Planky enables you to:
- Check the finances of your customers to instantly understand their spending habits and use this information to make smarter decisions.
- Gather all banking data in one place to monitor transactions in real time.
- Make things simpler and much more convenient – you don’t have to download documents from various sources.
- Bring your reporting processes to a brand-new level – data is gathered, processed, and ready to present in an easy-to-follow dashboard.
Unlike most automated credit decision platforms, Planky isn’t complex or hard to follow. Thanks to a user-friendly interface you can quickly and easily understand where certain decisions have come from.
Ready to make quick decisions that are 100% error-free? Start your free trial to streamline your credit decision-making process.
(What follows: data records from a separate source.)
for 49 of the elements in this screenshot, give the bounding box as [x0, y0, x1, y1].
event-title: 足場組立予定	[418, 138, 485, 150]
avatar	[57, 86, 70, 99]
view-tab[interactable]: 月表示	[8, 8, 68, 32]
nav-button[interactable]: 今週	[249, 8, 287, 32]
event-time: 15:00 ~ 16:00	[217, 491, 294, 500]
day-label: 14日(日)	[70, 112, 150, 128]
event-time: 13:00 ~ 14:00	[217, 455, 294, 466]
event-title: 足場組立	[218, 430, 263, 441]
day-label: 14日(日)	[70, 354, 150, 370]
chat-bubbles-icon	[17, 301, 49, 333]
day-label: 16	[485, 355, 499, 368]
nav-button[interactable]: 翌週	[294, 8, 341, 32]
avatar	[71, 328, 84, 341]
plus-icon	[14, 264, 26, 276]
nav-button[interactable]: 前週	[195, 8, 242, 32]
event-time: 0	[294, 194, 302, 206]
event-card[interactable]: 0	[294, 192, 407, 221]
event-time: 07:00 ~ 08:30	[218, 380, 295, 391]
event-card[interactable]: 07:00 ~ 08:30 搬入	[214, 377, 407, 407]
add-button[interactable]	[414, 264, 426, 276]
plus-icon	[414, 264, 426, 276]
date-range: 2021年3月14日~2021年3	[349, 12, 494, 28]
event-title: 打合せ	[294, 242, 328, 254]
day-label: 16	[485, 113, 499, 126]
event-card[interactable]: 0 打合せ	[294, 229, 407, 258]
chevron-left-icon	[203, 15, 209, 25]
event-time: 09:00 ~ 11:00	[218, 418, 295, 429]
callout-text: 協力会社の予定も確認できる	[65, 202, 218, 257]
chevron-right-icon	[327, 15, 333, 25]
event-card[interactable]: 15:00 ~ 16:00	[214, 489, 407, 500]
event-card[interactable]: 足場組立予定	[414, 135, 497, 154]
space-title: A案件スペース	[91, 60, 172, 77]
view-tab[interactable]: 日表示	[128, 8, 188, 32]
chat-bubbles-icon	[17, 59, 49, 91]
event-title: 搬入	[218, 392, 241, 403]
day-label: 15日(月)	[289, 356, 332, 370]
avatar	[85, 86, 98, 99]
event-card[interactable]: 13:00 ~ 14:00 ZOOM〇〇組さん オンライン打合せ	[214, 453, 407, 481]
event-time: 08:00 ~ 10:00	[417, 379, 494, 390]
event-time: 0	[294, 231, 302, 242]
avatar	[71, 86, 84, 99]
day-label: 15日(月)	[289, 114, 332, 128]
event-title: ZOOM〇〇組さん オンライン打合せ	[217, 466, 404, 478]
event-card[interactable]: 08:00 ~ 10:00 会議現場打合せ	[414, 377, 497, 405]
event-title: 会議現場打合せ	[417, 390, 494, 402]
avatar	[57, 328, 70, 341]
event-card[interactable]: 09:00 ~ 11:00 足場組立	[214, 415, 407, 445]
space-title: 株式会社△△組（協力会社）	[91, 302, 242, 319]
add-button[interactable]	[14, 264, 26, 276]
How do you know that a transaction categorization tool is successful?
Using a transaction categorization engine is a way to improve how a company uses financial data and presents it to its customers. The entire process requires building the right training set for the algorithm and setting proper categories to make sure transactions are grouped together as they should be. The more data you can provide, the faster your algorithm learns, and the more accurate categorization you can offer.
Conclusion
Transaction categorization engine and credit-risk decisioning engine are crucial parts of open banking solutions such as Planky. They help lenders build a more customer-oriented lending ecosystem. Such platforms shape the future of finance using AI, Machine Learning, and big data analytics. Their predictive capabilities and accuracy evolve which is an excellent opportunity for the lending industry leaders to improve their services and enhance personalization even more.